Some well-wisher once told me to "start at the top, not at the bottom", so each time I go through the tounge-in-cheek ritual of phoning the ICA, Serpentine, Whitechapel, Ikon, Arnolfini and others to garner the names of the current curatorial or selection team. Well, the manual says to speak to them, but it's hard to get through to these busy folks, so they usually just get the package on their desks, 'cold'.

The big galleries are really good at returning slides, as are the small local ones … it's the middle-sized ones that hang on to them for up to 2 years, and then grudgingly return them in the sae (by now, the postage is out-of-date) after lots of follow-up calls.

I've never had any success at all in getting shows. Maybe I could have got something at the Banbury Mill, but they were so scornful of my painting that I never applied again. Everything I've done has been self-organised (with 1 exception, I might come back to that later).
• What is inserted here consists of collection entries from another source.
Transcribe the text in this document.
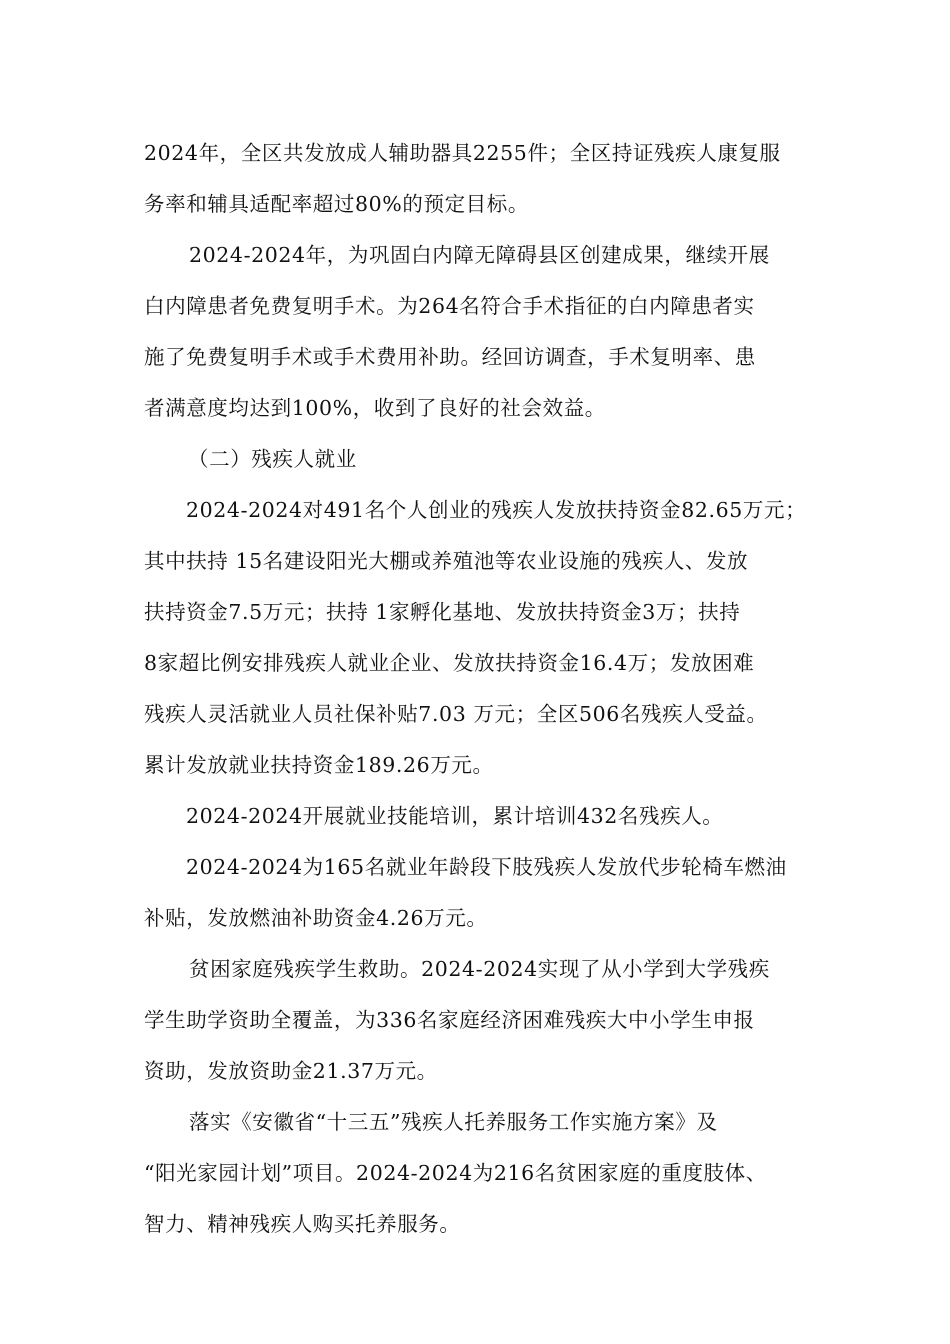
2024年，全区共发放成人辅助器具2255件；全区持证残疾人康复服
务率和辅具适配率超过80%的预定目标。

2024-2024年，为巩固白内障无障碍县区创建成果，继续开展
白内障患者免费复明手术。为264名符合手术指征的白内障患者实
施了免费复明手术或手术费用补助。经回访调查，手术复明率、患
者满意度均达到100%，收到了良好的社会效益。

（二）残疾人就业

2024-2024对491名个人创业的残疾人发放扶持资金82.65万元；
其中扶持 15名建设阳光大棚或养殖池等农业设施的残疾人、发放
扶持资金7.5万元；扶持 1家孵化基地、发放扶持资金3万；扶持
8家超比例安排残疾人就业企业、发放扶持资金16.4万；发放困难
残疾人灵活就业人员社保补贴7.03 万元；全区506名残疾人受益。
累计发放就业扶持资金189.26万元。

2024-2024开展就业技能培训，累计培训432名残疾人。

2024-2024为165名就业年龄段下肢残疾人发放代步轮椅车燃油
补贴，发放燃油补助资金4.26万元。

贫困家庭残疾学生救助。2024-2024实现了从小学到大学残疾
学生助学资助全覆盖，为336名家庭经济困难残疾大中小学生申报
资助，发放资助金21.37万元。

落实《安徽省“十三五”残疾人托养服务工作实施方案》及
“阳光家园计划”项目。2024-2024为216名贫困家庭的重度肢体、
智力、精神残疾人购买托养服务。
And then, 2 years ago, Wolfson College, Oxford, emailed me to say that my work looked interesting, could I come and meet them. I did, and the 2 year lead time seemed like utter luxury.

Now though, I'm panicking … getting all the publicity out, writing stuff, designing invites, posters, just 4 weeks to ago, and if I'm lucky, 8 hours a week.

But the biggest panic of all is this: what happens next? and that's what I want to explore in this blog.